An FLC is an irregular parabolic curve, with the minimum occurring at or near the major strain axis. A
material subjected to strains that lie above the curve will fail, while strains below the curve are safe to
apply to the metal. FLDs are usually graphed with two curves — the area between the curves is a zone of
critical deformation or safety zone, where the material may be safe or may crack, so in practice it is best
not to apply those strains. The critical deformation that is likely to occur in this zone is called necking,
which is when the metal is stretched thinner in some areas.
A forming limit diagram is developed using a series of tests. During the tests, strains are applied to metal
strips of differing widths. The different widths of strips simulate different strain conditions. Each strip is
marked with a circular grid pattern that is used to measure the strain.

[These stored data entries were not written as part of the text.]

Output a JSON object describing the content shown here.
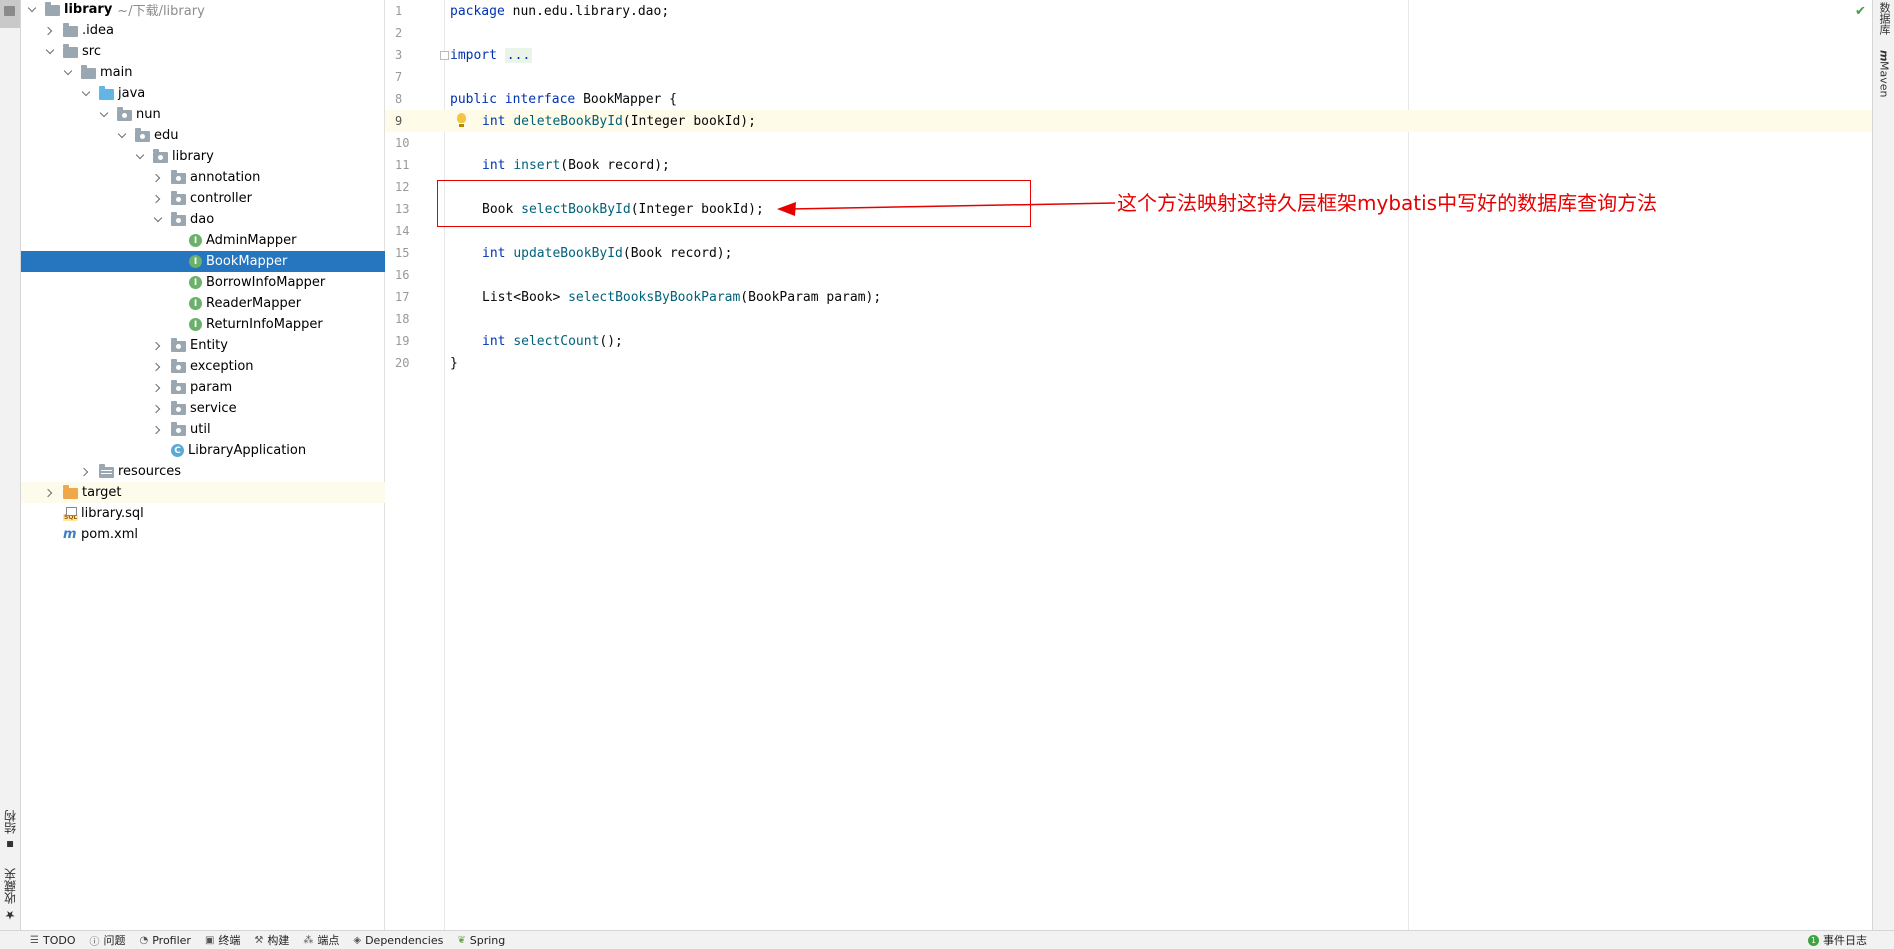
{
  "project_tree": {
    "root": {
      "label": "library",
      "path": "~/下载/library"
    },
    "items": [
      {
        "label": ".idea"
      },
      {
        "label": "src"
      },
      {
        "label": "main"
      },
      {
        "label": "java"
      },
      {
        "label": "nun"
      },
      {
        "label": "edu"
      },
      {
        "label": "library"
      },
      {
        "label": "annotation"
      },
      {
        "label": "controller"
      },
      {
        "label": "dao"
      },
      {
        "label": "AdminMapper"
      },
      {
        "label": "BookMapper"
      },
      {
        "label": "BorrowInfoMapper"
      },
      {
        "label": "ReaderMapper"
      },
      {
        "label": "ReturnInfoMapper"
      },
      {
        "label": "Entity"
      },
      {
        "label": "exception"
      },
      {
        "label": "param"
      },
      {
        "label": "service"
      },
      {
        "label": "util"
      },
      {
        "label": "LibraryApplication"
      },
      {
        "label": "resources"
      },
      {
        "label": "target"
      },
      {
        "label": "library.sql"
      },
      {
        "label": "pom.xml"
      }
    ]
  },
  "editor": {
    "lines": [
      {
        "n": "1"
      },
      {
        "n": "2"
      },
      {
        "n": "3"
      },
      {
        "n": "7"
      },
      {
        "n": "8"
      },
      {
        "n": "9"
      },
      {
        "n": "10"
      },
      {
        "n": "11"
      },
      {
        "n": "12"
      },
      {
        "n": "13"
      },
      {
        "n": "14"
      },
      {
        "n": "15"
      },
      {
        "n": "16"
      },
      {
        "n": "17"
      },
      {
        "n": "18"
      },
      {
        "n": "19"
      },
      {
        "n": "20"
      }
    ],
    "tokens": {
      "package_kw": "package",
      "package_name": " nun.edu.library.dao;",
      "import_kw": "import",
      "import_folded": "...",
      "public_kw": "public",
      "interface_kw": "interface",
      "class_decl": " BookMapper {",
      "int_kw": "int",
      "delete_fn": "deleteBookById",
      "delete_args": "(Integer bookId);",
      "insert_fn": "insert",
      "insert_args": "(Book record);",
      "book_type": "Book",
      "select_fn": "selectBookById",
      "select_args": "(Integer bookId);",
      "update_fn": "updateBookById",
      "update_args": "(Book record);",
      "list_type": "List<Book>",
      "select_param_fn": "selectBooksByBookParam",
      "select_param_args": "(BookParam param);",
      "count_fn": "selectCount",
      "count_args": "();",
      "close_brace": "}"
    }
  },
  "annotation": {
    "text": "这个方法映射这持久层框架mybatis中写好的数据库查询方法",
    "color": "#e60000"
  },
  "left_tabs": {
    "structure": "结构",
    "favorites": "收藏夹"
  },
  "right_tabs": {
    "database": "数据库",
    "maven": "Maven"
  },
  "statusbar": {
    "todo": "TODO",
    "problems": "问题",
    "profiler": "Profiler",
    "terminal": "终端",
    "build": "构建",
    "endpoints": "端点",
    "dependencies": "Dependencies",
    "spring": "Spring",
    "event_log": "事件日志",
    "event_count": "1"
  }
}
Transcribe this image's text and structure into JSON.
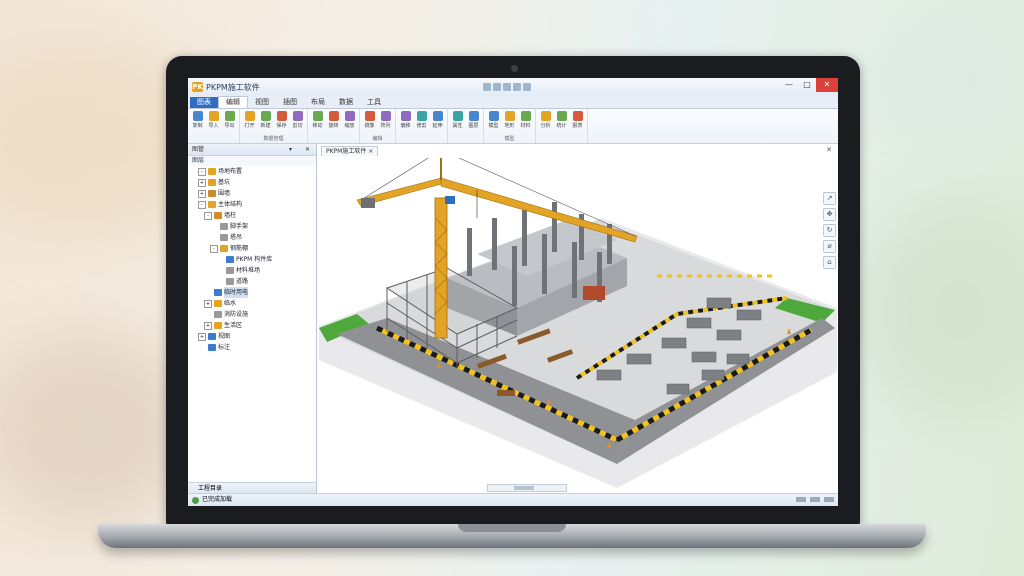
{
  "window": {
    "title": "PKPM施工软件",
    "logo": "PK",
    "controls": {
      "minimize": "—",
      "maximize": "□",
      "close": "✕"
    }
  },
  "ribbon_tabs": [
    "图表",
    "编辑",
    "视图",
    "插图",
    "布局",
    "数据",
    "工具"
  ],
  "ribbon_groups": [
    {
      "name": "",
      "buttons": [
        "复制",
        "导入",
        "导出"
      ]
    },
    {
      "name": "数据管理",
      "buttons": [
        "打开",
        "新建",
        "保存",
        "剪切"
      ]
    },
    {
      "name": "",
      "buttons": [
        "移动",
        "旋转",
        "缩放"
      ]
    },
    {
      "name": "编辑",
      "buttons": [
        "镜像",
        "阵列"
      ]
    },
    {
      "name": "",
      "buttons": [
        "偏移",
        "修剪",
        "延伸"
      ]
    },
    {
      "name": "",
      "buttons": [
        "属性",
        "图层"
      ]
    },
    {
      "name": "模型",
      "buttons": [
        "模型",
        "地形",
        "材料"
      ]
    },
    {
      "name": "",
      "buttons": [
        "分析",
        "统计",
        "报表"
      ]
    }
  ],
  "sidebar": {
    "header": "图管",
    "subheader": "图层",
    "tree": [
      {
        "label": "场地布置",
        "level": 1,
        "expand": "-",
        "color": "#e3a425"
      },
      {
        "label": "基坑",
        "level": 1,
        "expand": "+",
        "color": "#e3a425"
      },
      {
        "label": "围墙",
        "level": 1,
        "expand": "+",
        "color": "#c88a2a"
      },
      {
        "label": "主体结构",
        "level": 1,
        "expand": "-",
        "color": "#e3a425"
      },
      {
        "label": "墙柱",
        "level": 2,
        "expand": "-",
        "color": "#d58a2a"
      },
      {
        "label": "脚手架",
        "level": 3,
        "expand": "",
        "color": "#999"
      },
      {
        "label": "塔吊",
        "level": 3,
        "expand": "",
        "color": "#999"
      },
      {
        "label": "钢筋棚",
        "level": 3,
        "expand": "-",
        "color": "#e3a425"
      },
      {
        "label": "PKPM 构件库",
        "level": 4,
        "expand": "",
        "color": "#3c7ad0"
      },
      {
        "label": "材料堆场",
        "level": 4,
        "expand": "",
        "color": "#999"
      },
      {
        "label": "道路",
        "level": 4,
        "expand": "",
        "color": "#999"
      },
      {
        "label": "临时用电",
        "level": 2,
        "expand": "",
        "color": "#3c7ad0",
        "selected": true
      },
      {
        "label": "临水",
        "level": 2,
        "expand": "+",
        "color": "#e3a425"
      },
      {
        "label": "消防设施",
        "level": 2,
        "expand": "",
        "color": "#999"
      },
      {
        "label": "生活区",
        "level": 2,
        "expand": "+",
        "color": "#e3a425"
      },
      {
        "label": "视图",
        "level": 1,
        "expand": "+",
        "color": "#3c7ad0"
      },
      {
        "label": "标注",
        "level": 1,
        "expand": "",
        "color": "#3c7ad0"
      }
    ],
    "footer": "工程目录"
  },
  "document_tab": "PKPM施工软件",
  "view_tools": [
    "↗",
    "✥",
    "↻",
    "⌀",
    "⌂"
  ],
  "status": {
    "text": "已完成加载"
  }
}
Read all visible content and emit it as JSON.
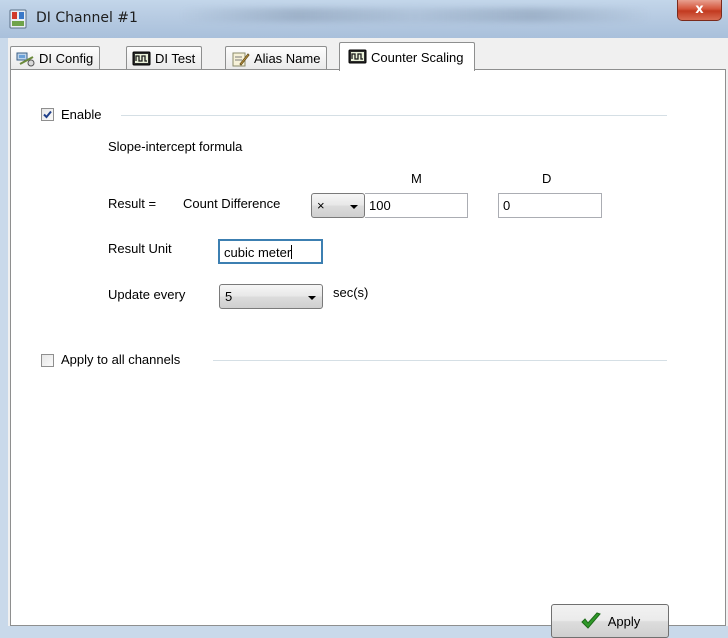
{
  "window": {
    "title": "DI Channel #1",
    "close_label": "x"
  },
  "tabs": [
    {
      "label": "DI Config",
      "icon": "network-config-icon",
      "active": false
    },
    {
      "label": "DI Test",
      "icon": "signal-monitor-icon",
      "active": false
    },
    {
      "label": "Alias Name",
      "icon": "pencil-note-icon",
      "active": false
    },
    {
      "label": "Counter Scaling",
      "icon": "signal-monitor-icon",
      "active": true
    }
  ],
  "enable": {
    "label": "Enable",
    "checked": true
  },
  "formula": {
    "heading": "Slope-intercept formula",
    "result_label": "Result =",
    "count_label": "Count Difference",
    "operator_value": "×",
    "m_header": "M",
    "d_header": "D",
    "m_value": "100",
    "d_value": "0"
  },
  "result_unit": {
    "label": "Result Unit",
    "value": "cubic meter"
  },
  "update": {
    "label": "Update every",
    "value": "5",
    "unit": "sec(s)"
  },
  "apply_all": {
    "label": "Apply to all channels",
    "checked": false
  },
  "apply_button": {
    "label": "Apply",
    "icon": "green-checkmark-icon"
  },
  "colors": {
    "accent_check": "#2f9a2a",
    "close_red": "#c23a20"
  }
}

Strain is usually applied to the strips using a hemispherical punch. A metal strip is stretched until
necking is observed. Strain values for the major and minor axes can be obtained by measuring the
deformation of the circular grid previously marked on the strip.
Computer-based methods may also be used for measuring strain. Images taken by the computer during
the deformation process can be compared to a reference grid comparable to the circular grid on the
metal. The computer can compute the strains using these images. Another method compares before and
after images of the circular grid in order to calculate strain.